No serious safety concerns were identified, the company said, with side effects limited to injection site pain, headaches and fatigue.
Off the back of the results, and having collected the requisite two months of safety data, Moderna says it will apply for emergency use authorization from the U.S.’s Food and Drug Administration, as well as seek conditional marketing authorization from the European Medicines Agency.
The company says it has been informed that the FDA will meet to consider the vaccine on Dec. 17.

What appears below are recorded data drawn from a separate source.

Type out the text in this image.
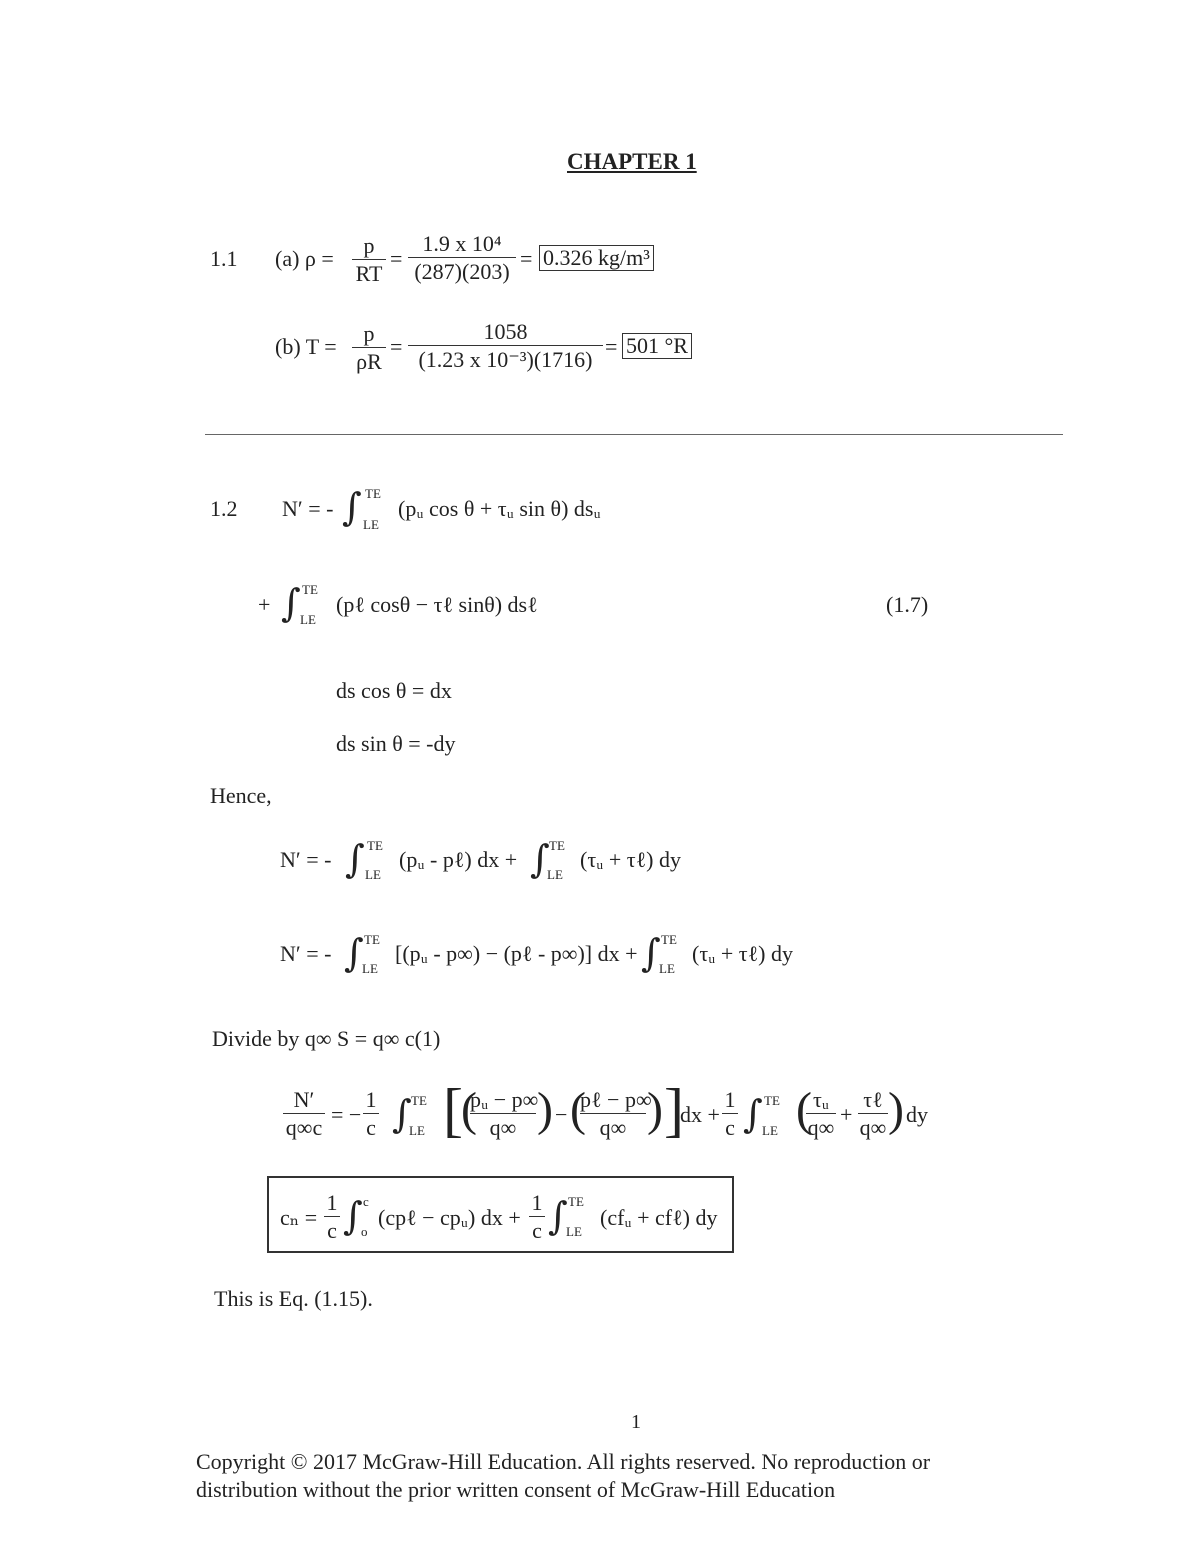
CHAPTER 1
1.1 (a) ρ =
p
RT
=
1.9 x 10⁴
(287)(203)
= 0.326 kg/m³
(b) T =
p
ρR
=
1058
(1.23 x 10⁻³)(1716)
= 501 °R
1.2 N′ = - ∫ TE
LE
(pᵤ cos θ + τᵤ sin θ) dsᵤ
+ ∫ TE
LE
(pℓ cosθ − τℓ sinθ) dsℓ	(1.7)
ds cos θ = dx
ds sin θ = -dy
Hence,
N′ = - ∫ TE
LE
(pᵤ - pℓ) dx + ∫ TE
LE
(τᵤ + τℓ) dy
N′ = - ∫ TE
LE
[(pᵤ - p∞) − (pℓ - p∞)] dx + ∫ TE
LE
(τᵤ + τℓ) dy
Divide by q∞ S = q∞ c(1)
N′
q∞c
= −
1
c ∫ TE
LE [
(
pᵤ − p∞
q∞ ) − (
pℓ − p∞
q∞ ) ]
dx +
1
c ∫ TE
LE ( τᵤ
q∞
+
τℓ
q∞ ) dy
cₙ =
1
c ∫ c
o
(cpℓ − cpᵤ) dx +
1
c ∫ TE
LE
(cfᵤ + cfℓ) dy
This is Eq. (1.15).
1
Copyright © 2017 McGraw-Hill Education. All rights reserved. No reproduction or
distribution without the prior written consent of McGraw-Hill Education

20 million. That’s the total number of doses that Moderna expects to have ready to ship to the U.S. by the end of 2020, enough for 10 million people to be vaccinated as the vaccine requires two doses. The company says it is on track to manufacture between 500 million to 1 billion doses globally in 2021.
Speaking about the results, CEO Stéphane Bancel emphasized the vaccine’s high success rate and, in particular, its ability to prevent severe disease. “We believe that our vaccine will provide a new and powerful tool that may change the course of this pandemic and help prevent severe disease, hospitalizations and death,” Bancel said.
Moderna’s announcement Monday is significant for a number of reasons. Foremost, it is another proven vaccine heading towards authorization that will help tackle the Covid-19 pandemic that has infected and killed millions of people around the world. In this manner, it is more promising than the vaccine candidate from Pfizer and BioNTech, which has also been submitted for regulatory approval after promising trial results, as it requires much less onerous storage requirements. For science it is also a significant milestone, using RNA technology that has not yet managed to make it to market (Pfizer and BioNTech’s vaccine is also built using RNA). Finally, it is a big milestone for Moderna, should the vaccine be approved, as the company has not yet brought a vaccine to market.